Refectory, H-Bahn station and university library

The first courses took place on April 1, 1969 in the chemistry department. This is followed by the departments of mathematics and spatial planning (October 1, 1969), chemical engineering and physics (October 1, 1970), production engineering (today mechanical engineering) (October 1, 1971), computer science, statistics and electrical engineering (October 1, 1972), and Social Sciences (April 1, 1973). On October 1, 1974, the Faculty of Civil Engineering started teaching with the integrated training of architects and civil engineers in the Dortmund Model Building . In April 1974, it was the Chemical Engineering Department that was the first to move into the buildings on Campus North; today, most of the faculties and large facilities such as the university library , lecture hall and canteen are located there .

Development after 1980

On April 1, 1980, the Ruhr University of Education was integrated into the University of Dortmund. There came u. a. the areas of education, rehabilitation, social sciences, philosophy and theology, linguistics and literature, journalism, music and sport.

Since May 2, 1984, the H-Bahn has been connecting the two university complexes Campus North and Campus South. An extension to the nearby technology park was opened on December 19, 2003.

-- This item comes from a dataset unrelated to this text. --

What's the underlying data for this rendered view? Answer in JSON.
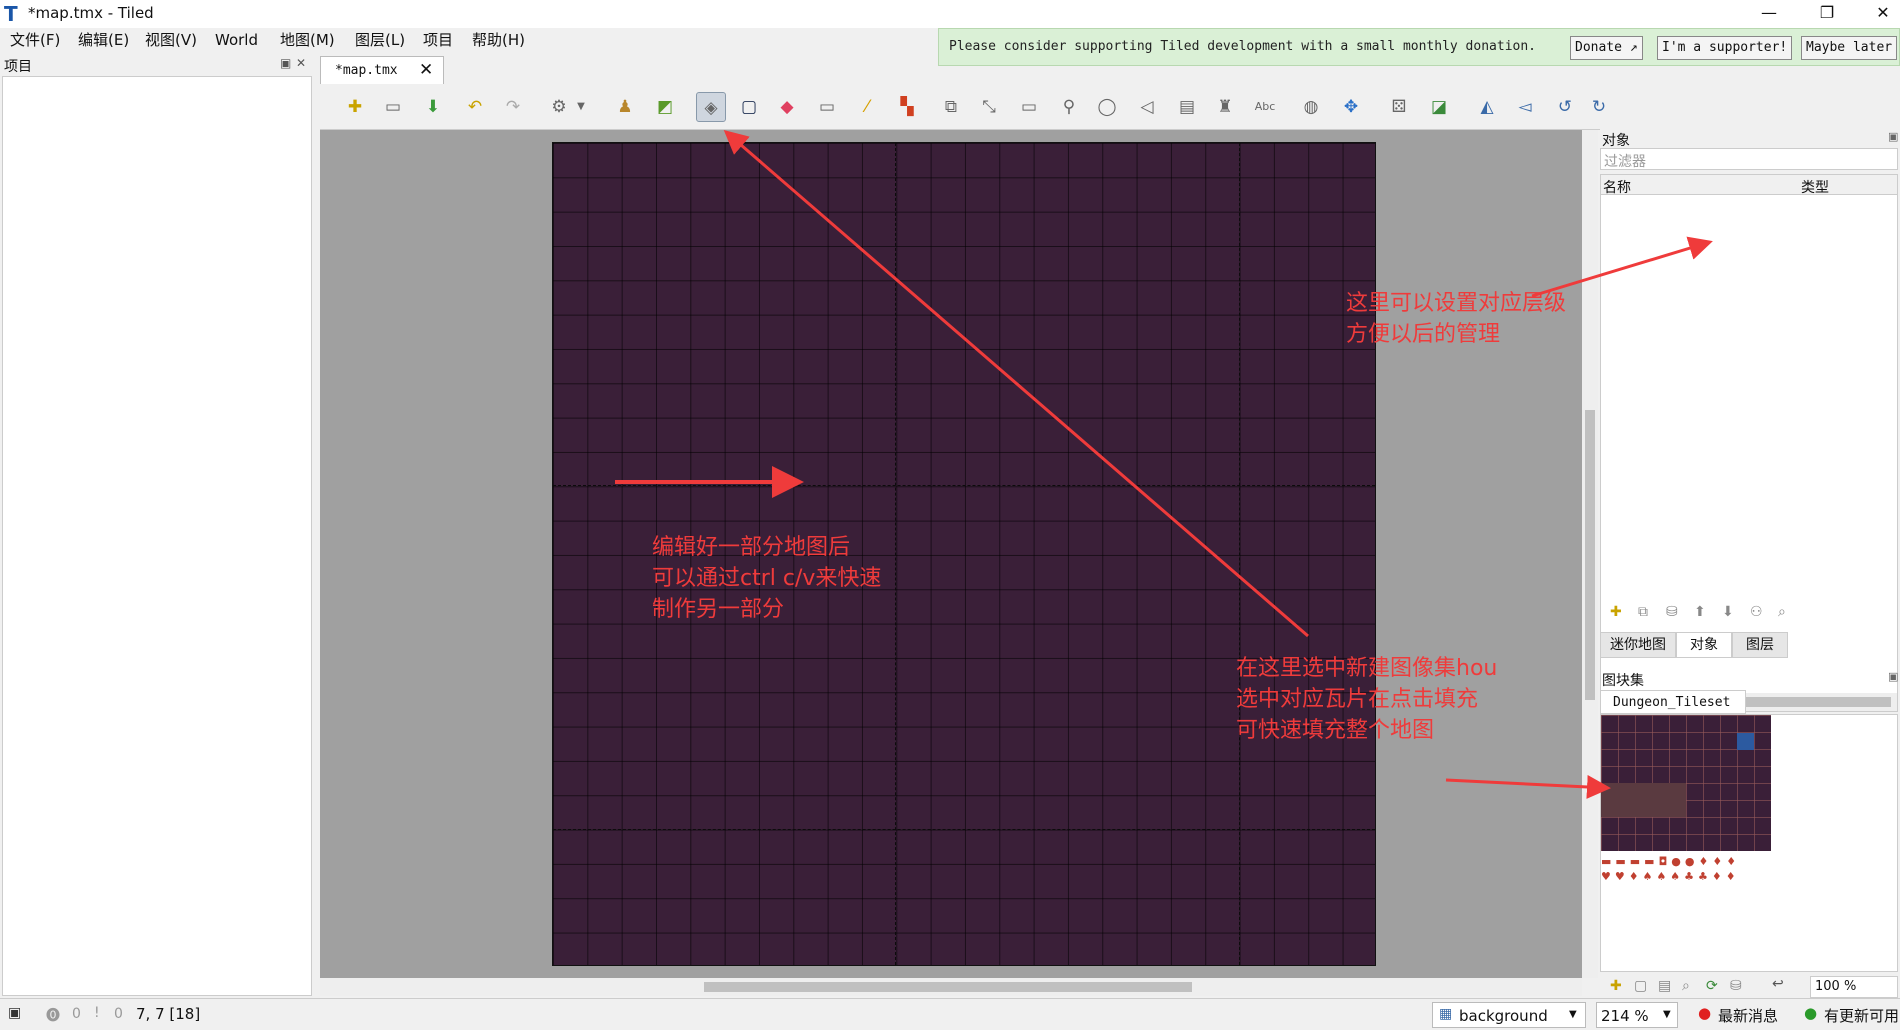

In March 2007, the University Alliance Ruhr (UA Ruhr) was founded by the three universities of Dortmund, Bochum and Duisburg-Essen . Under the motto “better together”, the University Alliance Ruhr offers scientists a variety of opportunities for cooperation and networking, while students benefit from the wide range of Bachelor and Master courses with numerous specialization options. With over 110,000 students, over 15,000 graduates annually, several hundred courses, almost 1,300 professors, more than 20 joint projects in research, teaching and administration, and eleven special research areas, the UA Ruhr has become the largest university association in Germany.

On October 18, 2007, the Senate decided to rename it to its current name. This renaming came into effect on November 1, 2007.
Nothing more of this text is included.